Abundio (Noé Hernández) y Juan Preciado (Tenoch Huerta) llegan al pueblo de Comala en la película Pedro Páramo.

En este sugestivo marco cromático lo que se cuenta es la llegada de Juan Preciado (Enoch Huerta) al pueblo de Comala en busca de su padre Pedro Páramo (Manuel García-Rulfo, lejanamente emparentado con el escritor). Arriba ahí por deseo expreso de su madre antes de morir, quien le pidió “que reclamara lo suyo”, lo que les negó a ambos desde siempre.

Pedro Páramo es una suerte de amo y señor local, hijo de terratenientes, cristiano por conveniencia, más blanco que la media y padre biológico de cuánto crío no reconocido aparezca por ahí. Tiene un mostacho a lo Jorge Negrete como buen galán de cine del período de oro y su gran amor fue Susana San Juan (Ilse Salas y Sarah Rovira), la quinceañera que abandonó el pueblo cuando él tenía la misma edad.

Es un gran personaje y es un prototipo al mismo tiempo. Hay que tener cuidado con eso, pues en manos torpes todo puede quedar reducido a mal folletín.

El patrón Pedro Páramo (Alfonso García-Rulfo) y Don Fulgor (Héctor Kotsifakis) en Pedro Páramo.
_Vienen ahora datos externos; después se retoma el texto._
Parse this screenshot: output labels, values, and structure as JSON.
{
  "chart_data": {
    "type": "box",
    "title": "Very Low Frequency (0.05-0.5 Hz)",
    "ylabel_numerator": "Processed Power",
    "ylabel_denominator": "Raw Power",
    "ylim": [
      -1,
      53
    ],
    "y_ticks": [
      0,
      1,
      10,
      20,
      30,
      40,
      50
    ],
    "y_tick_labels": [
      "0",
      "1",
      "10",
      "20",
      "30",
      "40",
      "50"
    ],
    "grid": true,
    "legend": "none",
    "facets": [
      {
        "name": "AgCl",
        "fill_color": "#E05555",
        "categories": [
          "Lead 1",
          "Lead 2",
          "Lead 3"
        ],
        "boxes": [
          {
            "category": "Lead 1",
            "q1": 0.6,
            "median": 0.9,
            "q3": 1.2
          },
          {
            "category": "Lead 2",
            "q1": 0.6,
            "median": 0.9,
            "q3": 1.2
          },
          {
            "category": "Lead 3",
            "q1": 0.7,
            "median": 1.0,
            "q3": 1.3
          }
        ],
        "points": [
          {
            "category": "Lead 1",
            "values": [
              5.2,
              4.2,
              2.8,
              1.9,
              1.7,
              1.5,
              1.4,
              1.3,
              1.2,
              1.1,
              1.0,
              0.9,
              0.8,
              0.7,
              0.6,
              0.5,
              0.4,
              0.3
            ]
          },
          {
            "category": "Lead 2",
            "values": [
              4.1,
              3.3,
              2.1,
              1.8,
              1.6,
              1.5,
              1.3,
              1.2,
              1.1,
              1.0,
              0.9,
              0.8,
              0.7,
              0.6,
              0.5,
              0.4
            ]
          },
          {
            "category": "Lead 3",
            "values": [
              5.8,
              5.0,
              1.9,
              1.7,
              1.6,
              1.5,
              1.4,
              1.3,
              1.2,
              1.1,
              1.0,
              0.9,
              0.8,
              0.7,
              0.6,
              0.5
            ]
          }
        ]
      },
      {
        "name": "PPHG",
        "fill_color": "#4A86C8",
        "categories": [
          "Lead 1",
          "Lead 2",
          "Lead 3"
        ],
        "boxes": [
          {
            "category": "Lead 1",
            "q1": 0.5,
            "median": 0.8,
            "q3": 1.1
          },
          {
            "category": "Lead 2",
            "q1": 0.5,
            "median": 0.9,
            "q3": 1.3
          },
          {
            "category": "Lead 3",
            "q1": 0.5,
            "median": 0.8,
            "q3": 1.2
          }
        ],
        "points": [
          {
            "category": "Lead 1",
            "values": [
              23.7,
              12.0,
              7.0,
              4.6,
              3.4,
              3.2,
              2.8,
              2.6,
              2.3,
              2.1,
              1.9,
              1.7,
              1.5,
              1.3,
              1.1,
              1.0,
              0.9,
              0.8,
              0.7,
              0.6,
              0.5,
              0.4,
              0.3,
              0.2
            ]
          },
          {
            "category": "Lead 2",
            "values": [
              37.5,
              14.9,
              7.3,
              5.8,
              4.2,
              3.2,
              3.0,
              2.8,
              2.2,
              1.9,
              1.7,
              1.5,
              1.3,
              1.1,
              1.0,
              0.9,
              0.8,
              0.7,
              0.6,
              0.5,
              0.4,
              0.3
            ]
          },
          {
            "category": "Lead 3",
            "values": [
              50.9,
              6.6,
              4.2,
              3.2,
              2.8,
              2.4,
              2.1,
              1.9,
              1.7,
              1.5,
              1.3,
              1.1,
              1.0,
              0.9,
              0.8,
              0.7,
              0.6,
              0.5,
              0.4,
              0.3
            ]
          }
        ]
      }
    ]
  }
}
Juan Preciado, por otro lado, está más cerca del pobre diablo. No sabe qué hacer en el pueblo, todo le resulta extraño y las sucesivas mujeres que conoce sólo le corroboran que Comala ya no es lo que fue y que Pedro Páramo tal vez es solo un mito fundacional.

Para ser una película de Netflix, Pedro Páramo es bastante original en sus tiempos, silencios y cadencias. Se nota que a Rodrigo Prieto le dieron rienda suelta, que confiaron en él, en su guionista Mateo Gil (Tesis, Abre los Ojos) y en su montajista chilena Soledad Salfate. El hombre hizo lo mejor con la ilustre novela y eso es más que digno. Ya se sabe que adaptar pesos pesados de la literatura puede terminar en nocaut al primer asalto.